FlorianHockmann commented 6 years ago

I might give this a shot but wanted to confirm first that I'm taking the right approach. My suggestion for the recommended architecture would be that we add diagrams to the docs for three distinct scenarios:

The first two scenarios should be completely backend agnostic (excluding the non-scalable backends that I mentioned in Testing).

The accompanying text should make these points clear:

Do you guys think that something like that would help new users to better understand how they can deploy JanusGraph? Is that what you had in mind, @jfstephe and @robertdale?

Where should this be added? We could of course just add it in another chapter under JanusGraph Basics or Storage Backends but I think it would make sense to introduce a completely new part for everything related to operating JanusGraph. We could then move chapters like Failure & Recovery, Index Management and Monitoring JanusGraph to this new part. Later on, we could add new content for example about security, back-ups, upgrading, how schema roll-out should be performed and recommendations for hardware sizing (mostly links to resources for the backends + recommendations for the JanusGraph Server). Currently, the docs mix usage and operating of JanusGraph together and instead split the docs into basic and advanced usage and operating but I think that some readers are mostly interested in the usage side (developers) and some are more interested in the operating aspects. Other databases also have dedicated parts for operating related docs:

What tool can we use to create those diagrams? Does anyone know which tool was used to create the other diagram in the docs? My suggestion would be draw.io but I'm not sure whether the resulting diagrams will match the style of the existing ones.
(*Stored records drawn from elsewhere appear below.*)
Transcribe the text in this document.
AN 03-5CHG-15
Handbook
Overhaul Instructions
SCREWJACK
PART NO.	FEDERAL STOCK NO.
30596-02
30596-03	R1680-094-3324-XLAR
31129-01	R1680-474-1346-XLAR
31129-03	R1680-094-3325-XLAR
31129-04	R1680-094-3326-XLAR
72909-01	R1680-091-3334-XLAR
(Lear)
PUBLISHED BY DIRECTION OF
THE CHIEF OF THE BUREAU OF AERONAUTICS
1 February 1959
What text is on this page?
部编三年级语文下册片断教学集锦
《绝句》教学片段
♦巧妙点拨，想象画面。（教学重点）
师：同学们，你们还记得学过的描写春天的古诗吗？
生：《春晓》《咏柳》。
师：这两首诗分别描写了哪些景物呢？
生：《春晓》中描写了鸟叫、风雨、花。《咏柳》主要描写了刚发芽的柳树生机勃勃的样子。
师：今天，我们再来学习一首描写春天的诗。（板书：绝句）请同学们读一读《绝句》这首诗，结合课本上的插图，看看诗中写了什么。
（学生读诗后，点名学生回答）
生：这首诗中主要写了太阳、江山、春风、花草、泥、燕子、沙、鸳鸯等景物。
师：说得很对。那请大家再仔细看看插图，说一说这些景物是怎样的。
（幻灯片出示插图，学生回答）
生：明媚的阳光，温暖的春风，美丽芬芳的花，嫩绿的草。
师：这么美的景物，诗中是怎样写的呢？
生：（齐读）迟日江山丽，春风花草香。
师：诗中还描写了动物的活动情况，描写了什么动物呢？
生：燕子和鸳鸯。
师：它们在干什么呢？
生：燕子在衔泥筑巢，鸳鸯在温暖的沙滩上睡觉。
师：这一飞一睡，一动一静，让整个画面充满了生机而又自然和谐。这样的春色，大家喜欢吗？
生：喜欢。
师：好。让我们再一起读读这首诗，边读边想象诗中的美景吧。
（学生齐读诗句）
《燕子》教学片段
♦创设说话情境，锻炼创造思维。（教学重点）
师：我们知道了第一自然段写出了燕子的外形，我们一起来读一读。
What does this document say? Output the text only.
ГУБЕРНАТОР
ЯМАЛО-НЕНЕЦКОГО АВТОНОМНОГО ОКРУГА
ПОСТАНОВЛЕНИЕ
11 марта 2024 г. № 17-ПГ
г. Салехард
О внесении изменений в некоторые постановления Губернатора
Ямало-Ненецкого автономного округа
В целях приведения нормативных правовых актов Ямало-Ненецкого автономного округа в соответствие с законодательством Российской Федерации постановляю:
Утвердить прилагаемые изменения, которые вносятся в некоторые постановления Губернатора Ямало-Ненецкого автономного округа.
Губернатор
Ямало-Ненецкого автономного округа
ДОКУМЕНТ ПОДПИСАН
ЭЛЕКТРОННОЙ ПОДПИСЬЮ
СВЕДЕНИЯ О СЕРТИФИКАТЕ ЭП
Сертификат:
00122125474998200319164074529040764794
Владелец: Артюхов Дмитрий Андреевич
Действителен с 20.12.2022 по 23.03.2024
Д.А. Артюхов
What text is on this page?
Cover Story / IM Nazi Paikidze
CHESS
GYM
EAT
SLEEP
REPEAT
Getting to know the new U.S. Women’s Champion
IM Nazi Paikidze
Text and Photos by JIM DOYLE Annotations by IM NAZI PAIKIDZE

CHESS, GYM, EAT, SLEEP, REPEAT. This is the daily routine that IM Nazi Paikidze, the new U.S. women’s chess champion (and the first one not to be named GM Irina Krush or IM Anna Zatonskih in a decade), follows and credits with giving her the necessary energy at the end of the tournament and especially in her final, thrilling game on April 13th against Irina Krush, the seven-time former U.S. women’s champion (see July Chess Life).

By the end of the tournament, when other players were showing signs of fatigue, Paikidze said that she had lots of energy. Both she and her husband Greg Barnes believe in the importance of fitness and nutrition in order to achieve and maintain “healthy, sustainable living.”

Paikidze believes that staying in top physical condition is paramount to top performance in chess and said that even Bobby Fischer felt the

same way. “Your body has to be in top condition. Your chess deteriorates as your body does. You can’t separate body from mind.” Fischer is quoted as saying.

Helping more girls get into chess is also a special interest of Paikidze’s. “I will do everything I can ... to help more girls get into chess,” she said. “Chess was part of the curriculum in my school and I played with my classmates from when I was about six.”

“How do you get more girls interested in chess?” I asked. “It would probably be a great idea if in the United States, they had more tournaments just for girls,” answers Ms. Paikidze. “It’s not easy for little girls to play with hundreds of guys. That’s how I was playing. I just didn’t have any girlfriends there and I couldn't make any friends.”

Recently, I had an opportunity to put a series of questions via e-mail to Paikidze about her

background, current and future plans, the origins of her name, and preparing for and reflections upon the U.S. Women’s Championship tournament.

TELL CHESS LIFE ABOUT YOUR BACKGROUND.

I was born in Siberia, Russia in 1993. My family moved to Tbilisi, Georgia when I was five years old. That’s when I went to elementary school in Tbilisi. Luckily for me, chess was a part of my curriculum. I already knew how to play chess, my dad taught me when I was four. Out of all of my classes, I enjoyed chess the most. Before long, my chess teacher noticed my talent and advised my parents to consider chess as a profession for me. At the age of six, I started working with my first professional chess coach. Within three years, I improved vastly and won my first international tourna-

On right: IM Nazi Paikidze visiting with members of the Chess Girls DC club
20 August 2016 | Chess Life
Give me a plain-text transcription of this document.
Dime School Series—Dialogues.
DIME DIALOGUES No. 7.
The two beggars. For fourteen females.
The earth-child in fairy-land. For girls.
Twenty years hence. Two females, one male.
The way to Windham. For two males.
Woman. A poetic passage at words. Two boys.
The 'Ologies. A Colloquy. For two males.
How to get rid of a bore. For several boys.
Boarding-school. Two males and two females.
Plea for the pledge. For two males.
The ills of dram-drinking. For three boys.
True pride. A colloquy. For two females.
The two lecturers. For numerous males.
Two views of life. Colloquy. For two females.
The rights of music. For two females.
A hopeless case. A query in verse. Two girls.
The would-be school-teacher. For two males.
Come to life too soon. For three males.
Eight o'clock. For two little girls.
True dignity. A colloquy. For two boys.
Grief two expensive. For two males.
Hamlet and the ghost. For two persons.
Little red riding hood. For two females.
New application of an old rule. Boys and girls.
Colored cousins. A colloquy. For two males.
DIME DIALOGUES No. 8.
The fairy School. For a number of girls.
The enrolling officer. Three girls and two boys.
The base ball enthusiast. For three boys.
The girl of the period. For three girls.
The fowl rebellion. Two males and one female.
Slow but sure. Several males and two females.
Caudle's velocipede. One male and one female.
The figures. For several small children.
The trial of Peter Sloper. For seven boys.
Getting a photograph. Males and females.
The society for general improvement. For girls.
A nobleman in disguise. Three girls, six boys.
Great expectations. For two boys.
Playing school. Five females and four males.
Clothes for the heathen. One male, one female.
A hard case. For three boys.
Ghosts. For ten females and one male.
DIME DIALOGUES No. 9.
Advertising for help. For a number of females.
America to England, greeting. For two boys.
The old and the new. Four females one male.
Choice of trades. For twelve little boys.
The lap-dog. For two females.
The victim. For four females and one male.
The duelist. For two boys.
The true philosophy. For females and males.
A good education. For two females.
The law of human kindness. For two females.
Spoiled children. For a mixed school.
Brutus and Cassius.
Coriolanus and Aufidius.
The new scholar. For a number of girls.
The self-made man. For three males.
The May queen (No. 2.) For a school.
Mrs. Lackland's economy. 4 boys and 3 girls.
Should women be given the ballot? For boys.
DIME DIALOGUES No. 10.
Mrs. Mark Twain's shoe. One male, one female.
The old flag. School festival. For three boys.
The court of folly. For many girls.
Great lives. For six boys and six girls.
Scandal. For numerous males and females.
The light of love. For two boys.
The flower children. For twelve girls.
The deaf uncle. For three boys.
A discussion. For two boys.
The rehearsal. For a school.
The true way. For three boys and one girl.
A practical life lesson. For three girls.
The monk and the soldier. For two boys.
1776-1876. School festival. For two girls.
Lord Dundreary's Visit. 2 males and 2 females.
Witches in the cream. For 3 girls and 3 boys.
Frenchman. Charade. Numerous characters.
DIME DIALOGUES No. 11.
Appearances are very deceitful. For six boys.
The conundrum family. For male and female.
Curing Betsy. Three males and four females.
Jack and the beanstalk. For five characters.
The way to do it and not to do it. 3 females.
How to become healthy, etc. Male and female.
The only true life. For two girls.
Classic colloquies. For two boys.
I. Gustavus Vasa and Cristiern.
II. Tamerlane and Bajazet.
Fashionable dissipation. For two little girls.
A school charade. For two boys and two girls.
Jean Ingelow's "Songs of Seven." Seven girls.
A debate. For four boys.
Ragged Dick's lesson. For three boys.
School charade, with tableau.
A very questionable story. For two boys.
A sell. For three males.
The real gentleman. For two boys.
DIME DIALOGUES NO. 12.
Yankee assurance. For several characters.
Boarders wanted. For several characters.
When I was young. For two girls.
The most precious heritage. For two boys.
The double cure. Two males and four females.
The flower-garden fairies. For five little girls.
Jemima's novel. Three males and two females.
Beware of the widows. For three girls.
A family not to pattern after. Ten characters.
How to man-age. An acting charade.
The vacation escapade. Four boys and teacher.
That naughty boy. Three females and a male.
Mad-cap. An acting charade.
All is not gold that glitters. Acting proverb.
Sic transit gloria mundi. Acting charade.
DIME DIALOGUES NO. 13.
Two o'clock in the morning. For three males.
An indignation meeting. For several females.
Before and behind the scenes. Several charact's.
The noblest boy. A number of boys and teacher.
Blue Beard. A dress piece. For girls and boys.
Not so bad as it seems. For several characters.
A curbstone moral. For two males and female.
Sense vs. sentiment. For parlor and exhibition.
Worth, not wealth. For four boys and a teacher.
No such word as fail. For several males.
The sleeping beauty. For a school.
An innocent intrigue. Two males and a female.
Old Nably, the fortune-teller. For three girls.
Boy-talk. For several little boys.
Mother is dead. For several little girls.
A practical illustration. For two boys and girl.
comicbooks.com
Regarding Docker: I'm not sure how we should address that in the docs. Wouldn't it be better to simply offer Docker Compose files for the first two scenarios and a Dockerfile for the testing scenario? We could then simply mention that it's of course possible to use Docker and link to the JanusGraph Docker repo with those resources.

jfstephe commented 6 years ago

@FlorianHockmann - I think it'd be ace if you could take a stab at this. I've had to step away from all thing GraphDb-like ATM but will hopefully return soon!

FWIW when I'm coming to a new persistence tech 'basic' and 'advanced' are ok things to group capabilities by, but I don't really want to lose the capability detail. For example, clustering of storage backends is an implementation detail that supports a specific capability(s) e.g. fault tollerance. I'd rather see the capabilities listed under the 'basic'/'advanced' areas and then have the implementations that support the one or more capabilities. The 'why' we do things is important, then I can decide what I want rather than trying to work out all the reasons why JanusGraph peeps supported 'clusterining of storage backends' :-).

In-memory DB for testing makes sense to me, unless there's a specific reason to use Berkeley?

Draw.io I've used Draw.io with confluence in the past and it's great, but I don't know if there's a standard for this project.

Pictures are better than words for concepts/architecture (but then I'm quite visual!).

Docker IMHO there should be a single docker file for JanusGraph. Environment variables/parameters should configure it for different environments. If there needs to be a set of compose files for JanusGraph paired with specific backends then so be it but they should all use the docker file/image from the single standard JanusGraph docker file.

kgoralski commented 6 years ago

I would like to see docs improvement on this field https://stackoverflow.com/questions/46386299/gremlin-server-withremote-connection-closed-how-to-reconnect-automatically https://stackoverflow.com/questions/47536418/how-to-connect-to-gremlin-server-through-java-using-the-gremlin-driver-with-sess

FlorianHockmann commented 6 years ago

@kgoralski, those two SO questions look like they are about different topics, namely automatic recovery for failed connections / an unavailable server, whereas this issue is more about what a cluster is in the context of JanusGraph and different deployment scenarios. So, I'd suggest that you create a new issue and describe there exactly what the docs should explain.